Im Normalfall ist der Alltag langweilig. Nicht, weil nichts passiert,  ganz im Gegenteil. Er ist einfach nur nicht wichtig genug,  die Konsequenzen haben weniger Gewicht.

Warum sollte man trotzdem ab und zu einen Blick hinter die Kulissen gewähren?

Bei manchen Romanen kann das sehr viel zur Tiefe des Charakters beitragen.

Ein gutes Beispiel dafür ist es, den Antagonisten einmal ein echtes Leben zu geben.
In den meisten Romanen ist der Bösewicht einfach nur fies. Allenfalls bekommt er noch ein Motiv verpasst und das wars dann.

Warum den Bösewicht nicht kontrovers in seinem anderen Leben als liebevollen Dackelzüchter darstellen?
Oder als fleissigen Kirchgänger?

Probier es mal bei deinem Bösewicht aus, du wirst sehen, bekommt sofort mehr Substanz, er wird tiefgründiger.

Gleiches beim Protagonisten. Haben Kommissare kein Privatleben?
Warum kein missglücktes Blinddate zeigen oder wie seine private Situation aussieht?
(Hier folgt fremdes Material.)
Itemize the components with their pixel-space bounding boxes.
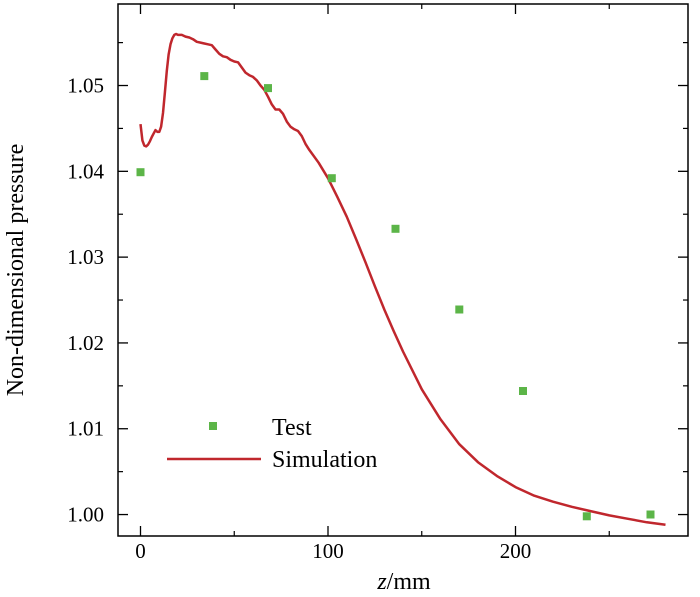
test-point <box>136 168 145 177</box>
test-point <box>519 387 527 395</box>
simulation-line <box>139 32 666 527</box>
y-tick-label: 1.03 <box>67 245 104 269</box>
legend-simulation-label: Simulation <box>272 447 377 473</box>
legend-test-label: Test <box>272 415 312 441</box>
test-point <box>391 224 400 233</box>
test-point <box>200 72 209 81</box>
x-tick-label: 0 <box>135 539 146 563</box>
x-axis-label-unit: /mm <box>387 569 431 595</box>
test-point <box>582 512 591 521</box>
test-series <box>136 72 655 521</box>
y-tick-label: 1.02 <box>67 331 104 355</box>
test-point <box>264 84 272 93</box>
y-tick-label: 1.01 <box>67 417 104 441</box>
x-axis-label: z/mm <box>376 569 431 595</box>
legend: Test Simulation <box>167 415 377 473</box>
legend-test-marker <box>209 422 217 430</box>
test-point <box>327 174 336 183</box>
y-tick-label: 1.04 <box>67 159 104 183</box>
simulation-series <box>139 32 666 527</box>
axis-ticks: 0 100 200 1.00 1.01 1.02 1.03 1.04 1.05 <box>67 4 688 563</box>
x-tick-label: 100 <box>312 539 344 563</box>
test-point <box>455 305 464 314</box>
test-point <box>646 510 655 519</box>
y-axis-label: Non-dimensional pressure <box>3 144 29 397</box>
x-tick-label: 200 <box>500 539 532 563</box>
x-axis-label-variable: z <box>376 569 387 595</box>
y-tick-label: 1.00 <box>67 503 104 527</box>
y-tick-label: 1.05 <box>67 74 104 98</box>
plot-frame <box>117 3 689 537</box>
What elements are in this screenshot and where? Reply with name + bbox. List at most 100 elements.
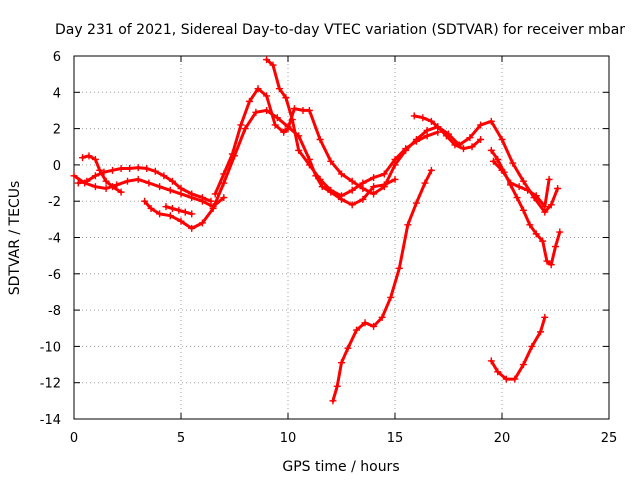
series-line xyxy=(76,166,213,203)
series-8 xyxy=(410,112,485,153)
data-point xyxy=(168,177,176,185)
data-point xyxy=(513,194,521,202)
data-point xyxy=(134,175,142,183)
data-point xyxy=(156,183,164,191)
data-point xyxy=(547,261,555,269)
data-point xyxy=(378,313,386,321)
data-point xyxy=(79,154,87,162)
data-point xyxy=(299,106,307,114)
data-point xyxy=(524,186,532,194)
x-tick-labels: 0 5 10 15 20 25 xyxy=(70,431,617,446)
data-point xyxy=(338,359,345,367)
data-point xyxy=(466,134,474,142)
chart-title: Day 231 of 2021, Sidereal Day-to-day VTE… xyxy=(55,22,625,38)
data-point xyxy=(151,167,159,175)
x-tick-label: 10 xyxy=(280,431,297,446)
data-point xyxy=(85,152,93,160)
y-tick-label: 6 xyxy=(53,50,61,65)
data-point xyxy=(74,179,82,187)
data-point xyxy=(348,177,356,185)
data-point xyxy=(333,382,341,390)
data-point xyxy=(316,135,324,143)
data-point xyxy=(102,184,110,192)
data-point xyxy=(489,157,497,165)
series-line xyxy=(489,315,547,381)
data-point xyxy=(280,128,288,136)
data-point xyxy=(143,165,151,173)
series-2 xyxy=(74,164,215,205)
data-point xyxy=(228,150,236,158)
data-point xyxy=(395,264,403,272)
data-point xyxy=(494,368,502,376)
data-point xyxy=(421,179,429,187)
data-point xyxy=(423,132,431,140)
data-point xyxy=(532,230,540,238)
data-point xyxy=(539,237,547,245)
data-point xyxy=(494,155,502,163)
data-point xyxy=(181,208,189,216)
data-point xyxy=(541,313,549,321)
data-point xyxy=(83,177,91,185)
data-point xyxy=(156,210,164,218)
data-point xyxy=(477,135,485,143)
data-point xyxy=(543,257,551,265)
data-point xyxy=(519,361,527,369)
data-point xyxy=(188,224,196,232)
data-point xyxy=(404,221,412,229)
data-point xyxy=(528,342,536,350)
data-point xyxy=(338,170,345,178)
data-point xyxy=(209,204,217,212)
data-point xyxy=(359,179,367,187)
data-point xyxy=(290,105,298,113)
data-point xyxy=(370,190,378,198)
data-point xyxy=(284,125,292,133)
data-point xyxy=(147,204,155,212)
data-point xyxy=(519,206,527,214)
data-point xyxy=(316,175,324,183)
data-point xyxy=(188,210,196,218)
data-point xyxy=(348,201,356,209)
series-10 xyxy=(489,157,553,211)
data-point xyxy=(117,188,125,196)
data-point xyxy=(402,145,410,153)
data-point xyxy=(160,172,168,180)
data-point xyxy=(427,166,435,174)
data-point xyxy=(237,121,245,129)
data-point xyxy=(166,212,174,220)
data-point xyxy=(370,174,378,182)
data-point xyxy=(526,221,534,229)
y-tick-labels: -14 -12 -10 -8 -6 -4 -2 0 2 4 6 xyxy=(40,50,61,428)
data-point xyxy=(175,206,183,214)
data-point xyxy=(241,125,249,133)
x-tick-label: 15 xyxy=(387,431,404,446)
data-point xyxy=(109,166,117,174)
data-point xyxy=(271,121,279,129)
y-tick-label: -4 xyxy=(48,232,61,247)
data-point xyxy=(254,85,262,93)
series-1 xyxy=(70,172,228,211)
data-point xyxy=(442,132,450,140)
data-point xyxy=(211,190,219,198)
x-tick-label: 5 xyxy=(177,431,185,446)
data-point xyxy=(556,228,564,236)
x-tick-label: 0 xyxy=(70,431,78,446)
y-tick-label: -8 xyxy=(48,304,61,319)
series-5 xyxy=(162,203,196,218)
data-point xyxy=(141,197,149,205)
series-11 xyxy=(329,166,435,405)
data-point xyxy=(487,357,495,365)
y-tick-label: -14 xyxy=(40,413,61,428)
data-point xyxy=(532,192,540,200)
data-point xyxy=(552,243,559,251)
x-tick-label: 20 xyxy=(494,431,511,446)
data-point xyxy=(295,146,303,154)
data-point xyxy=(273,114,281,122)
data-point xyxy=(537,328,545,336)
data-point xyxy=(380,170,388,178)
axis-ticks xyxy=(73,55,610,420)
data-point xyxy=(348,186,356,194)
data-point xyxy=(391,175,399,183)
data-point xyxy=(507,179,515,187)
data-point xyxy=(468,143,476,151)
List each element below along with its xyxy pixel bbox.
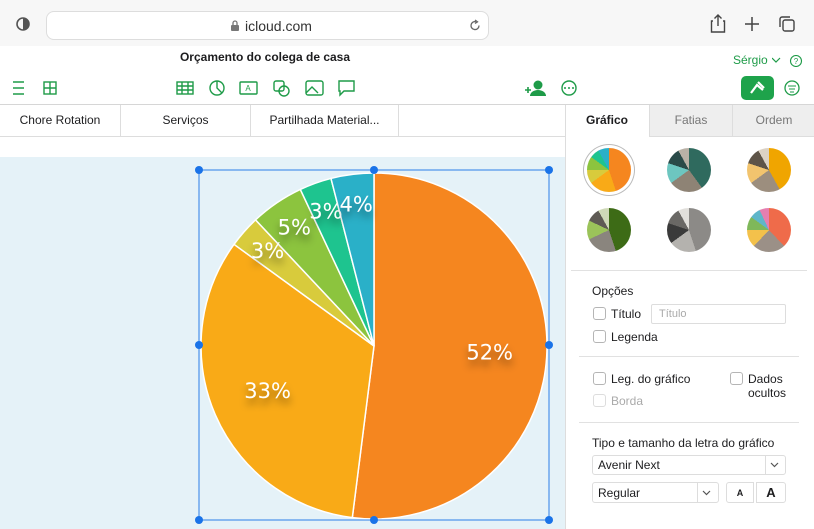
selection-handle[interactable] xyxy=(195,166,203,174)
url-field[interactable]: icloud.com xyxy=(46,11,489,40)
browser-bar: icloud.com xyxy=(0,0,814,46)
title-checkbox-label: Título xyxy=(611,307,642,321)
user-name[interactable]: Sérgio xyxy=(733,53,768,67)
data-label: 52% xyxy=(466,340,513,364)
border-checkbox xyxy=(593,394,606,407)
chart-style-thumbnail[interactable] xyxy=(747,208,791,252)
svg-text:A: A xyxy=(245,84,251,93)
data-label: 3% xyxy=(251,239,284,263)
hidden-data-label: Dados ocultos xyxy=(748,372,787,400)
legend-checkbox-label: Legenda xyxy=(611,330,658,344)
text-icon[interactable] xyxy=(239,81,258,95)
pie-slice xyxy=(200,243,375,519)
hidden-data-checkbox[interactable] xyxy=(730,372,743,385)
new-tab-icon[interactable] xyxy=(744,16,760,32)
share-icon[interactable] xyxy=(710,14,726,33)
media-icon[interactable] xyxy=(305,80,324,96)
format-button[interactable] xyxy=(741,76,774,100)
selection-handle[interactable] xyxy=(545,341,553,349)
sheet-tab[interactable]: Partilhada Material... xyxy=(251,105,399,136)
tabs-icon[interactable] xyxy=(778,15,796,33)
pie-slice xyxy=(351,172,548,520)
chart-legend-checkbox[interactable] xyxy=(593,372,606,385)
title-field[interactable]: Título xyxy=(651,304,786,324)
more-icon[interactable] xyxy=(561,80,577,96)
collaborate-icon[interactable] xyxy=(525,80,546,97)
chart[interactable]: 52%33%3%5%3%4% xyxy=(0,157,565,529)
increase-size-button[interactable]: A xyxy=(756,482,786,503)
selection-handle[interactable] xyxy=(195,516,203,524)
reload-icon[interactable] xyxy=(469,19,482,32)
selection-handle[interactable] xyxy=(370,516,378,524)
shield-icon xyxy=(16,17,30,31)
selection-handle[interactable] xyxy=(545,516,553,524)
svg-text:?: ? xyxy=(794,57,799,66)
divider xyxy=(571,270,807,271)
sheet-header xyxy=(0,137,565,157)
organize-icon[interactable] xyxy=(784,80,800,96)
data-label: 5% xyxy=(278,216,311,240)
selection-handle[interactable] xyxy=(545,166,553,174)
chart-style-thumbnail[interactable] xyxy=(747,148,791,192)
toolbar: A xyxy=(13,76,800,100)
divider xyxy=(579,356,799,357)
title-checkbox[interactable] xyxy=(593,307,606,320)
sheet-tab[interactable]: Serviços xyxy=(121,105,251,136)
data-label: 3% xyxy=(309,200,342,224)
url-text: icloud.com xyxy=(245,18,312,34)
style-select[interactable]: Regular xyxy=(592,482,719,503)
style-name: Regular xyxy=(598,486,641,500)
sheet-tab[interactable]: Chore Rotation xyxy=(0,105,121,136)
legend-checkbox[interactable] xyxy=(593,330,606,343)
font-heading: Tipo e tamanho da letra do gráfico xyxy=(592,436,775,450)
chart-style-thumbnail[interactable] xyxy=(667,208,711,252)
title-placeholder: Título xyxy=(659,308,687,320)
options-heading: Opções xyxy=(592,284,634,298)
data-label: 4% xyxy=(340,192,373,216)
chart-style-thumbnail[interactable] xyxy=(587,208,631,252)
decrease-size-button[interactable]: A xyxy=(726,482,754,503)
lock-icon xyxy=(231,20,239,31)
border-label: Borda xyxy=(611,394,644,408)
sidebar-tab[interactable]: Fatias xyxy=(649,105,732,137)
table-icon[interactable] xyxy=(176,81,194,95)
chart-legend-label: Leg. do gráfico xyxy=(611,372,691,386)
user-controls[interactable]: ? xyxy=(772,55,804,67)
chart-style-thumbnail[interactable] xyxy=(587,148,631,192)
sidebar-tab[interactable]: Gráfico xyxy=(566,105,648,136)
font-select[interactable]: Avenir Next xyxy=(592,455,786,475)
toolbar-divider xyxy=(0,104,814,105)
data-label: 33% xyxy=(244,379,291,403)
comment-icon[interactable] xyxy=(338,80,355,97)
sidebar-tab[interactable]: Ordem xyxy=(732,105,814,137)
chart-style-thumbnail[interactable] xyxy=(667,148,711,192)
selection-handle[interactable] xyxy=(370,166,378,174)
sheet-tab-bar xyxy=(0,105,565,137)
document-title: Orçamento do colega de casa xyxy=(179,50,351,64)
selection-handle[interactable] xyxy=(195,341,203,349)
font-name: Avenir Next xyxy=(598,458,660,472)
list-icon[interactable] xyxy=(13,81,24,95)
divider xyxy=(579,422,799,423)
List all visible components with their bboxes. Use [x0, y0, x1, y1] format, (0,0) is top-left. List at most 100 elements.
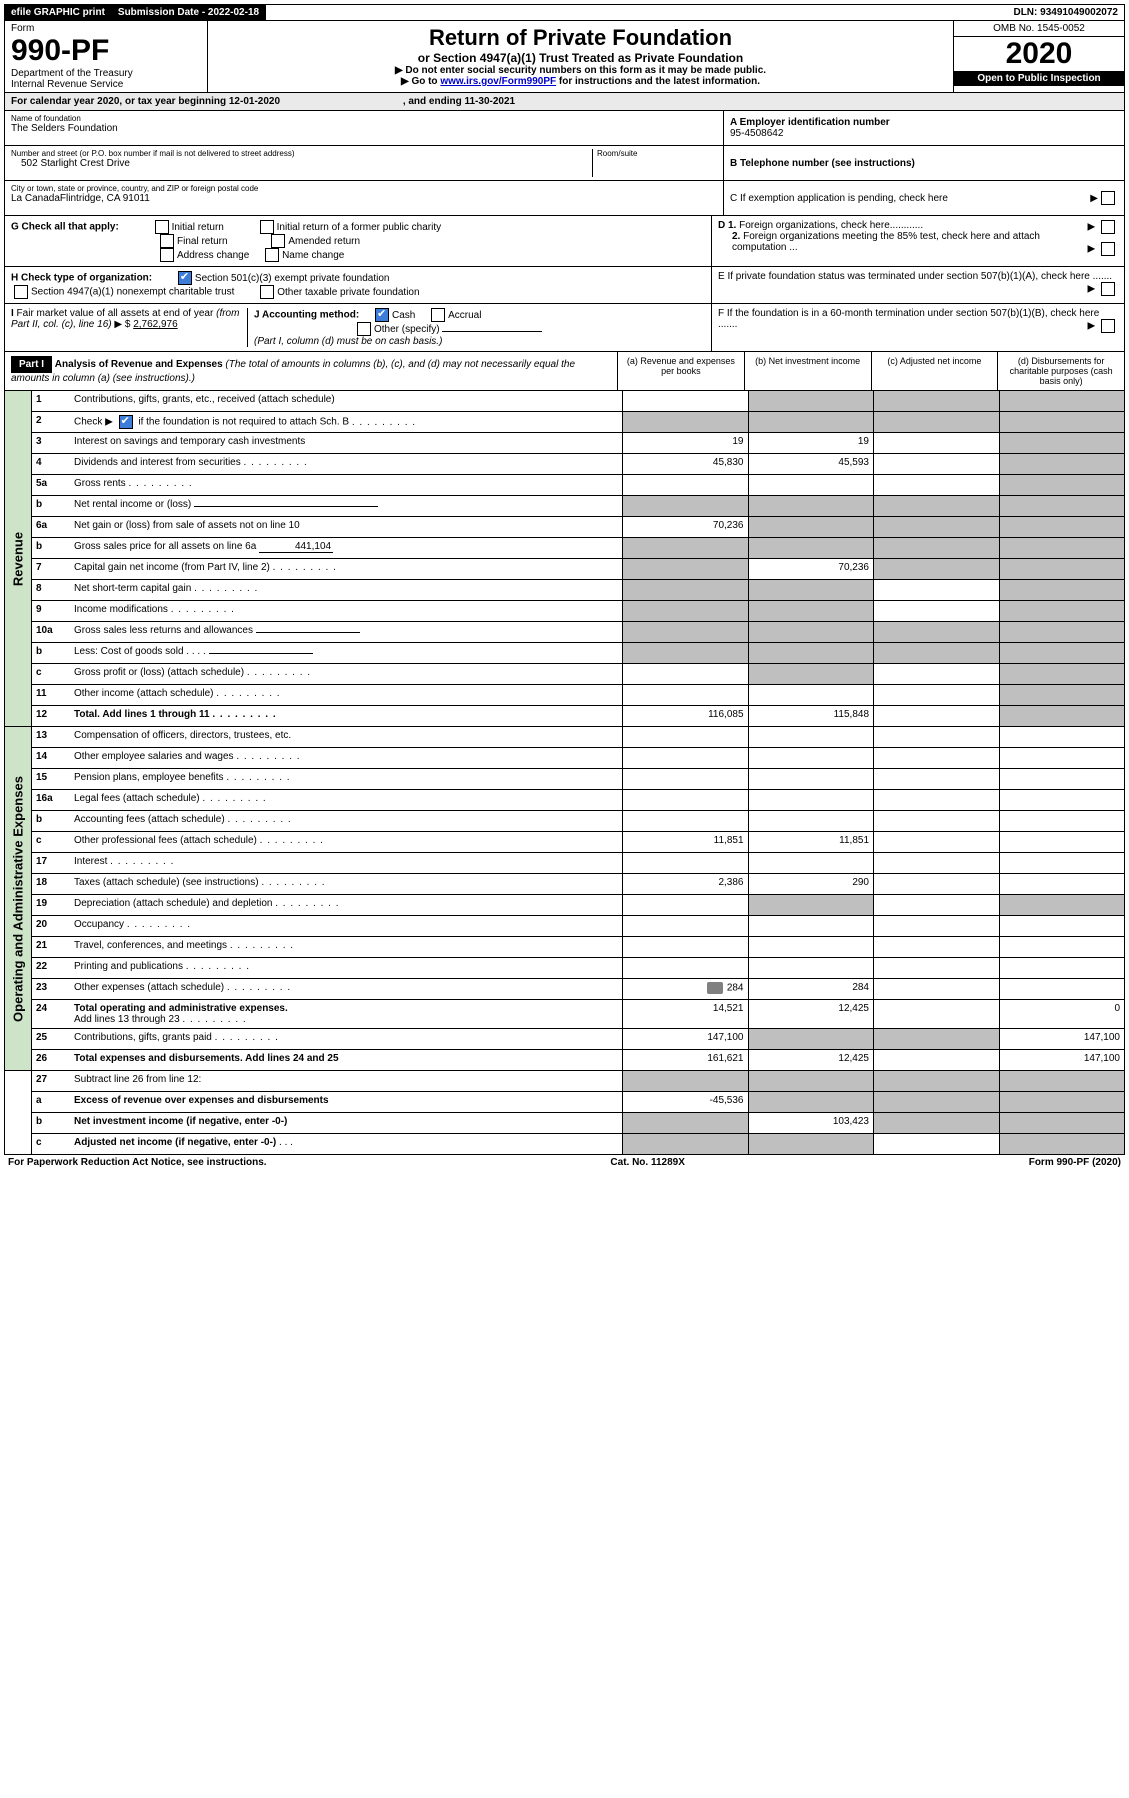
l20-c [874, 916, 1000, 936]
l14-c [874, 748, 1000, 768]
d2-checkbox[interactable] [1101, 242, 1115, 256]
open-to-public: Open to Public Inspection [954, 71, 1124, 86]
g-name-change-ck[interactable] [265, 248, 279, 262]
line-12-desc: Total. Add lines 1 through 11 [70, 706, 623, 726]
l2-c [874, 412, 1000, 432]
l16b-b [749, 811, 875, 831]
l26-c [874, 1050, 1000, 1070]
line-23-desc: Other expenses (attach schedule) [70, 979, 623, 999]
irs-link[interactable]: www.irs.gov/Form990PF [440, 76, 556, 87]
l15-c [874, 769, 1000, 789]
l9-b [749, 601, 875, 621]
l10a-d [1000, 622, 1125, 642]
l11-c [874, 685, 1000, 705]
l10b-b [749, 643, 875, 663]
form-title: Return of Private Foundation [212, 25, 949, 51]
g-initial-return-ck[interactable] [155, 220, 169, 234]
l2-checkbox[interactable] [119, 415, 133, 429]
l21-b [749, 937, 875, 957]
line-16b-no: b [32, 811, 70, 831]
f-checkbox[interactable] [1101, 319, 1115, 333]
l1-d [1000, 391, 1125, 411]
l6a-c [874, 517, 1000, 537]
g-address-change: Address change [177, 250, 249, 261]
g-initial-former: Initial return of a former public charit… [277, 222, 442, 233]
tax-year: 2020 [954, 37, 1124, 71]
line-27-desc: Subtract line 26 from line 12: [70, 1071, 623, 1091]
l10c-d [1000, 664, 1125, 684]
calendar-year-row: For calendar year 2020, or tax year begi… [4, 93, 1125, 111]
line-5b-desc: Net rental income or (loss) [70, 496, 623, 516]
line-27b-no: b [32, 1113, 70, 1133]
l10c-b [749, 664, 875, 684]
l15-b [749, 769, 875, 789]
line-10b-desc: Less: Cost of goods sold . . . . [70, 643, 623, 663]
l27c-text: Adjusted net income (if negative, enter … [74, 1137, 276, 1148]
l10b-c [874, 643, 1000, 663]
l22-b [749, 958, 875, 978]
l10c-c [874, 664, 1000, 684]
l27c-a [623, 1134, 749, 1154]
form-header: Form 990-PF Department of the Treasury I… [4, 21, 1125, 93]
submission-date: Submission Date - 2022-02-18 [112, 5, 266, 20]
l6b-d [1000, 538, 1125, 558]
c-checkbox[interactable] [1101, 191, 1115, 205]
line-8-desc: Net short-term capital gain [70, 580, 623, 600]
l4-text: Dividends and interest from securities [74, 457, 241, 468]
instr-ssn: ▶ Do not enter social security numbers o… [212, 65, 949, 76]
line-16a-desc: Legal fees (attach schedule) [70, 790, 623, 810]
l2-b [749, 412, 875, 432]
document-icon[interactable] [707, 982, 723, 994]
g-final-return-ck[interactable] [160, 234, 174, 248]
l7-c [874, 559, 1000, 579]
l10a-text: Gross sales less returns and allowances [74, 625, 253, 636]
l7-d [1000, 559, 1125, 579]
l27a-d [1000, 1092, 1125, 1112]
l12-d [1000, 706, 1125, 726]
line-27c-no: c [32, 1134, 70, 1154]
l20-a [623, 916, 749, 936]
h-label: H Check type of organization: [11, 273, 152, 284]
j-other-ck[interactable] [357, 322, 371, 336]
l6b-c [874, 538, 1000, 558]
l12-c [874, 706, 1000, 726]
j-accrual-ck[interactable] [431, 308, 445, 322]
instr-link-post: for instructions and the latest informat… [556, 76, 760, 87]
l27c-d [1000, 1134, 1125, 1154]
g-amended-ck[interactable] [271, 234, 285, 248]
l9-d [1000, 601, 1125, 621]
l15-d [1000, 769, 1125, 789]
h-other-taxable: Other taxable private foundation [277, 287, 419, 298]
l8-b [749, 580, 875, 600]
l21-text: Travel, conferences, and meetings [74, 940, 227, 951]
efile-label[interactable]: efile GRAPHIC print [5, 5, 112, 20]
l11-b [749, 685, 875, 705]
l26-a: 161,621 [623, 1050, 749, 1070]
line-10a-desc: Gross sales less returns and allowances [70, 622, 623, 642]
h-4947-ck[interactable] [14, 285, 28, 299]
line-27-no: 27 [32, 1071, 70, 1091]
l27b-b: 103,423 [749, 1113, 875, 1133]
h-501c3-ck[interactable] [178, 271, 192, 285]
line-23-no: 23 [32, 979, 70, 999]
e-checkbox[interactable] [1101, 282, 1115, 296]
l15-text: Pension plans, employee benefits [74, 772, 224, 783]
g-address-change-ck[interactable] [160, 248, 174, 262]
g-initial-former-ck[interactable] [260, 220, 274, 234]
line-15-no: 15 [32, 769, 70, 789]
l16c-d [1000, 832, 1125, 852]
l21-d [1000, 937, 1125, 957]
l14-text: Other employee salaries and wages [74, 751, 234, 762]
l12-b: 115,848 [749, 706, 875, 726]
l10b-a [623, 643, 749, 663]
foundation-name: The Selders Foundation [11, 123, 717, 134]
line-10c-desc: Gross profit or (loss) (attach schedule) [70, 664, 623, 684]
l17-text: Interest [74, 856, 107, 867]
l16c-a: 11,851 [623, 832, 749, 852]
line-16a-no: 16a [32, 790, 70, 810]
line-14-no: 14 [32, 748, 70, 768]
h-other-taxable-ck[interactable] [260, 285, 274, 299]
d1-checkbox[interactable] [1101, 220, 1115, 234]
l18-b: 290 [749, 874, 875, 894]
j-cash-ck[interactable] [375, 308, 389, 322]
Hat er Schulden? Dreck am Stecken?

Es gibt vielmehr interessante Dinge im Alltag als man glaubt, und sie alle beeinflussen die Meinung des Lesers zur Figur.

Natürlich ist das ganze genreabhängig. Ein Verschütteter in einer Höhle hat andere Sorgen als die Frage, ob er den Ofen ausgemacht hat.

Aber für Romane, die im Umfeld der Person spielen kann so etwas noch ein wenig mehr Pfiff hineinbringen.